Equinix preps quantum computing-as-a-service with UK startup

Martyn Warwick
By Martyn Warwick

Mar 17, 2023

  • UK-based Oxford Quantum Circuits is developing quantum computing-as-a-service (QCaaS)  technology
  • It has teamed up with datacentre giant Equinix 
  • The partners plan to make QCaaS available to enterprise users via a Tokyo datacentre

In a world-spanning joint venture, UK company Oxford Quantum Circuits (OQC) is working with US internet connectivity and datacentre specialist Equinix to make OQC’s quantum computing-as-a-service (QCaaS) commercially available to enterprises and organisations around the globe via Equinix’s TY11 Tokyo International Business Exchange (IBX) datacentre. 

The QCaaS will be made available through Equinix Fabric, an on-demand advanced software-defined Equinix interconnection solution that enables users directly, securely, and dynamically to connect to distributed infrastructure and digital ecosystems on the Equinix platform through a single port. 

As the central component of the joint venture, OQC will install a quantum computer in the TY11 datacentre in Tokyo, Japan.
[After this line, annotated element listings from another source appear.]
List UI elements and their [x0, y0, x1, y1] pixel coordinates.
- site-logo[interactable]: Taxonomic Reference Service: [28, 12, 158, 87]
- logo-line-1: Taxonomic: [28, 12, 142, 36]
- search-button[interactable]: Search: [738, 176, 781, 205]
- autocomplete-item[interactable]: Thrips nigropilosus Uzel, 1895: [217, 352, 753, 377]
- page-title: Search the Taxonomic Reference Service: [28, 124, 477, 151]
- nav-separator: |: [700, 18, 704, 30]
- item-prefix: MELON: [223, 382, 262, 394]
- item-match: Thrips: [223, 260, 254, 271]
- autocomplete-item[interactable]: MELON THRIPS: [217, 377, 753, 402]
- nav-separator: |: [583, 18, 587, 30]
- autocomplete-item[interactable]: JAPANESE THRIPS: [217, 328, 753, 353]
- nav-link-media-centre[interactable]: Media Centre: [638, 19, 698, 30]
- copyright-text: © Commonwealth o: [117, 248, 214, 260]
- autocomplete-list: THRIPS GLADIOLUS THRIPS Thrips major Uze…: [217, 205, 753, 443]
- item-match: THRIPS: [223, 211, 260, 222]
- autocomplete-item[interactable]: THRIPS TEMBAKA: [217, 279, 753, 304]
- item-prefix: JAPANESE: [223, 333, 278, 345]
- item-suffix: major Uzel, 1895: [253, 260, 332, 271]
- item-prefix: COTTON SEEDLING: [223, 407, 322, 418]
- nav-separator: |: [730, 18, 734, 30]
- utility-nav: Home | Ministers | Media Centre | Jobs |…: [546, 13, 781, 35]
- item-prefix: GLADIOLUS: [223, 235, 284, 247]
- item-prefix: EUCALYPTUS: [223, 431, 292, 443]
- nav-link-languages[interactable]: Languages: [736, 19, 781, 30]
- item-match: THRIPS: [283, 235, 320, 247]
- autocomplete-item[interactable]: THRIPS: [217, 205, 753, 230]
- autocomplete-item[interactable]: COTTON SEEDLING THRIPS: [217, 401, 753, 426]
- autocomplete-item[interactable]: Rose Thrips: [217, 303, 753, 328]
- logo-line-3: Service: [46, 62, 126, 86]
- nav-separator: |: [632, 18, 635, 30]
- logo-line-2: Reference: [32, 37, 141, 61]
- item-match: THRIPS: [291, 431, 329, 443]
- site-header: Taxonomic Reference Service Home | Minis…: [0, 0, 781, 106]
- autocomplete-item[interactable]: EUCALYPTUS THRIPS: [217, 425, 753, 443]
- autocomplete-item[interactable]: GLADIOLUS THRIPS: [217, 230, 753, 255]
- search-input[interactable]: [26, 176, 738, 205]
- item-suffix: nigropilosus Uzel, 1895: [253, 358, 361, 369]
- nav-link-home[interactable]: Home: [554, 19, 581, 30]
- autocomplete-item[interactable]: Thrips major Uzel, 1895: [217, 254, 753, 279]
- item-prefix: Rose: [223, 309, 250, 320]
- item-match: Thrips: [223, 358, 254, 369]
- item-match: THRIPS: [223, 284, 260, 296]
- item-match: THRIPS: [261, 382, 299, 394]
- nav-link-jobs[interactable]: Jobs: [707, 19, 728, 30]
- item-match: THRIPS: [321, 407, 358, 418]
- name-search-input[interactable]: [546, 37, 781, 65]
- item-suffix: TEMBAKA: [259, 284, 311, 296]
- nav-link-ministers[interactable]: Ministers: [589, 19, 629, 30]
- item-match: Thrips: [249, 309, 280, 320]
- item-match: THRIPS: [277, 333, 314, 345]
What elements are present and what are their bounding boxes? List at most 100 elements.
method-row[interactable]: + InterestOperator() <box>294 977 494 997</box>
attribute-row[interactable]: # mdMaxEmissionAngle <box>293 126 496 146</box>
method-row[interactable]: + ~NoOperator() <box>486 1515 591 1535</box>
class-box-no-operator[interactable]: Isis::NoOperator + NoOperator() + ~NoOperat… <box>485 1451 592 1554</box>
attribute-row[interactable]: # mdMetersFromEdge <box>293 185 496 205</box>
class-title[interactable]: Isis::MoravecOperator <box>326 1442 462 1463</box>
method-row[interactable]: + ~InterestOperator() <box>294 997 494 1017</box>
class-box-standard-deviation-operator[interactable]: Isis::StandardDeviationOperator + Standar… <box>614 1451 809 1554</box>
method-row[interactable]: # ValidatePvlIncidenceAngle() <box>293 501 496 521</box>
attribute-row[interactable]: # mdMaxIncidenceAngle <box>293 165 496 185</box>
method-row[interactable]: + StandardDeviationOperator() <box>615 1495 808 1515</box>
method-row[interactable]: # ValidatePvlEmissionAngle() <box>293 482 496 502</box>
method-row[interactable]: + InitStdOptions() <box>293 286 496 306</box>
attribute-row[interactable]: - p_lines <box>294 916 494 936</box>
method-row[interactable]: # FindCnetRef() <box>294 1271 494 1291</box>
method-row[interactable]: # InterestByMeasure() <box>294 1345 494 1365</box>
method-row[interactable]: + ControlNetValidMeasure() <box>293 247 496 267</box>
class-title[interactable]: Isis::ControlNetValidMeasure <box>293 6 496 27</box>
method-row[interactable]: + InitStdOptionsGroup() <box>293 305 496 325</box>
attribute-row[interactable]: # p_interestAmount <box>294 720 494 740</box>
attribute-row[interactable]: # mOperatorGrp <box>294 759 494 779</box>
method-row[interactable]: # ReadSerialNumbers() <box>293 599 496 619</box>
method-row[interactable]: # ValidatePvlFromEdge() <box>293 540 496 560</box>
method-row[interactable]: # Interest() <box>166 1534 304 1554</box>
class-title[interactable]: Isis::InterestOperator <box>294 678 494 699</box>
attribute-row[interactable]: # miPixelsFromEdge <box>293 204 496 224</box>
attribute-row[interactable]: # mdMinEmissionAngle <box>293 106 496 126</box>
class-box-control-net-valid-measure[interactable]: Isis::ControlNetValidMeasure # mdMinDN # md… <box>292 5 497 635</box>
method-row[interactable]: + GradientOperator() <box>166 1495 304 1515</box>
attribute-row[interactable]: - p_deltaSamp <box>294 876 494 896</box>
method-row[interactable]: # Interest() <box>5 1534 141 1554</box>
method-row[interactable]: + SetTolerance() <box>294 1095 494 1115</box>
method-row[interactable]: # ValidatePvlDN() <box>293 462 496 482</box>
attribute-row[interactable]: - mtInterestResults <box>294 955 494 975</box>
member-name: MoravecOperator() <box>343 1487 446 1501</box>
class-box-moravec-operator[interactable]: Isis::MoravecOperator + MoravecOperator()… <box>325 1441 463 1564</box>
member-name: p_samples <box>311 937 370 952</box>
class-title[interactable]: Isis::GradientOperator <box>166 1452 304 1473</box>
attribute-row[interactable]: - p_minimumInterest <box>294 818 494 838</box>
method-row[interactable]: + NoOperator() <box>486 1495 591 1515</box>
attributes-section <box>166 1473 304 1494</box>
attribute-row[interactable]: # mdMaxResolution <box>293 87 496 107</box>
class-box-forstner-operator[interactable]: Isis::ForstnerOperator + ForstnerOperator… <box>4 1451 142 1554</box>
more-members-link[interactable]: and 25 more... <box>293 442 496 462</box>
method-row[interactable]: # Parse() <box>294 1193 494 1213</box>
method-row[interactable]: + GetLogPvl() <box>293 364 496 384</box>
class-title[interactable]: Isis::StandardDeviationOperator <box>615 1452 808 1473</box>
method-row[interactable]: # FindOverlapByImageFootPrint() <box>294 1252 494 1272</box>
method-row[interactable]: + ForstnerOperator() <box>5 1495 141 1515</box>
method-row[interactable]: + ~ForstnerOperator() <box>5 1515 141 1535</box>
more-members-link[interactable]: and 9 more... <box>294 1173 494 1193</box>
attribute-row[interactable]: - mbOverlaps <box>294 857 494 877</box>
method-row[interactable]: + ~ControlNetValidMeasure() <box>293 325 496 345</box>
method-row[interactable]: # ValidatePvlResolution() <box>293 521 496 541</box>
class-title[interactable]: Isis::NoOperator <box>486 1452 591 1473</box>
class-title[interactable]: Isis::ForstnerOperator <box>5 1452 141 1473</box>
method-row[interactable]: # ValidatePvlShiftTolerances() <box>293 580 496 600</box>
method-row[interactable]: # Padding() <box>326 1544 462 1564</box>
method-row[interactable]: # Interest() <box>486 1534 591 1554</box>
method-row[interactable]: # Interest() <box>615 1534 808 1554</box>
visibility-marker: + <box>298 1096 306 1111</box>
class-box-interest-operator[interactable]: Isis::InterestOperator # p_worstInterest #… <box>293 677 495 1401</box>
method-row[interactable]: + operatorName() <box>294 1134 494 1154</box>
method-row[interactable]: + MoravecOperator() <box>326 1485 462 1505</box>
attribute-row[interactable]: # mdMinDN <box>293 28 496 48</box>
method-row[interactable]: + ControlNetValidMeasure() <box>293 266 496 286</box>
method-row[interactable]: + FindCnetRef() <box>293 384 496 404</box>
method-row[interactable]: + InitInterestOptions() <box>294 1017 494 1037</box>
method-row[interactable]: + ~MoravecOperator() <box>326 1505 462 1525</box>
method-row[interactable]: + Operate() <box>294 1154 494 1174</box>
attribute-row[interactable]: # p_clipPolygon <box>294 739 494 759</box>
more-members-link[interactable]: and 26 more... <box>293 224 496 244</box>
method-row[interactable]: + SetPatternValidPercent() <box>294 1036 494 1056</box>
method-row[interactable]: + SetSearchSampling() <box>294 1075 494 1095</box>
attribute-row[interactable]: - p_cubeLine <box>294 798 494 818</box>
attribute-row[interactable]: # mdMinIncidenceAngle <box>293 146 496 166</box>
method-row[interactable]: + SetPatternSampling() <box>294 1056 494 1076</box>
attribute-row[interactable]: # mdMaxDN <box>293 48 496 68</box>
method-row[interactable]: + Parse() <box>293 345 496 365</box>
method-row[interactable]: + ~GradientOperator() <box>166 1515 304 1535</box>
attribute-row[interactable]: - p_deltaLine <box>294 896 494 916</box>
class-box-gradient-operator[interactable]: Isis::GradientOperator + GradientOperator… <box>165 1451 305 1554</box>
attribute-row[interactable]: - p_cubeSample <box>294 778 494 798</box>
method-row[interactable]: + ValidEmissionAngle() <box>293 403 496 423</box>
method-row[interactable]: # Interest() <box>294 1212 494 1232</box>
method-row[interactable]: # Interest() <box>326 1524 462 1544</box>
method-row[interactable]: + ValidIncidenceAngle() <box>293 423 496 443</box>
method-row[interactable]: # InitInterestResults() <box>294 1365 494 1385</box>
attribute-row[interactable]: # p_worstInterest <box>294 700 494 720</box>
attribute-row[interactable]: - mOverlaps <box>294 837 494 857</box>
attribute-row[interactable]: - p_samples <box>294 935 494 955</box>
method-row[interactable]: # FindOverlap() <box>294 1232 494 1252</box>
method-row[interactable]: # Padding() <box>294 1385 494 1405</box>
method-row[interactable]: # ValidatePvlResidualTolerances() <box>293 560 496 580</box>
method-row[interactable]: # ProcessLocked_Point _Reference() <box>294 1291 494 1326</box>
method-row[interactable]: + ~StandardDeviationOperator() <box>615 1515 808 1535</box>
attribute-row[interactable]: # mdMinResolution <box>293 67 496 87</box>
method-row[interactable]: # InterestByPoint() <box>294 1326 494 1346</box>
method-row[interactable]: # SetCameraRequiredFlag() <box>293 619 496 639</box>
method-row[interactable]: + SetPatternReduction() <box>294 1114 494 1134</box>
Equinox currently has 11 operational datacentres in Tokyo alone (plus 239 other datacentres in 27 other countries across five continents) and TY11 provides direct access to key internet exchange points, the stock exchange and financial services partners. 

The new initiative will permit companies from around the world to trial and experiment with quantum technology for themselves. Quantum computers are still far too costly for most companies, even the biggest, to be able to afford and build themselves and far too complex for them to manage once such a massively expensive asset is finally up and running. 

That’s why QCaaS is so attractive as a proposition for the enterprise market – companies such as OQC are of great strategic help in lowering the barrier to entry for commercial quantum use cases. 

Dr. Ilana Wisby, CEO of OQC, commented, “The world has been waiting for quantum computing to mature to the point that it can change our lives. Installing quantum computing in Equinix’s world-class TY11 datacentre brings us a step closer to this reality.” 

OQC was spun out of the world-famous Oxford University and specialises in the development of its own ‘Coaxmon’ 3D architecture superconducting circuits, designed to reduce error rates in quantum computers. 

Both companies expect the new facility to be in great demand from businesses and other organisations from a wide range of sectors and industries wanting to experiment with anything from the discovery and development of new drugs through to banking risk management and advanced manufacturing. For further insight, see this Equinix blog.

The move marks the latest step for OQC towards making its technology available via cloud platforms: Last year it housed an eight quantum processing unit (QPU) computer on Amazon Braket (a managed quantum computing service) and made it available to the London region, where it is accessible for three hours each day. 

Research house IDC recently forecast that, by 2026, 95% of companies will invest in new and improved computing technologies that deliver far faster results from highly complex data than is possible with a conventional computer. The OQC-Equinix partnership will help enterprises to differentiate themselves in their chosen fields. 

One of the biggest challenges businesses face when starting involvement with quantum computing is integrating it alongside existing equipment and systems. But with the new solution they will be able to access and exploit globally interconnected digital infrastructure more or less as and when they want, at comparatively low cost and this will help reduce the current high barriers to experimentation with an astonishing new technology that has potential to change the world.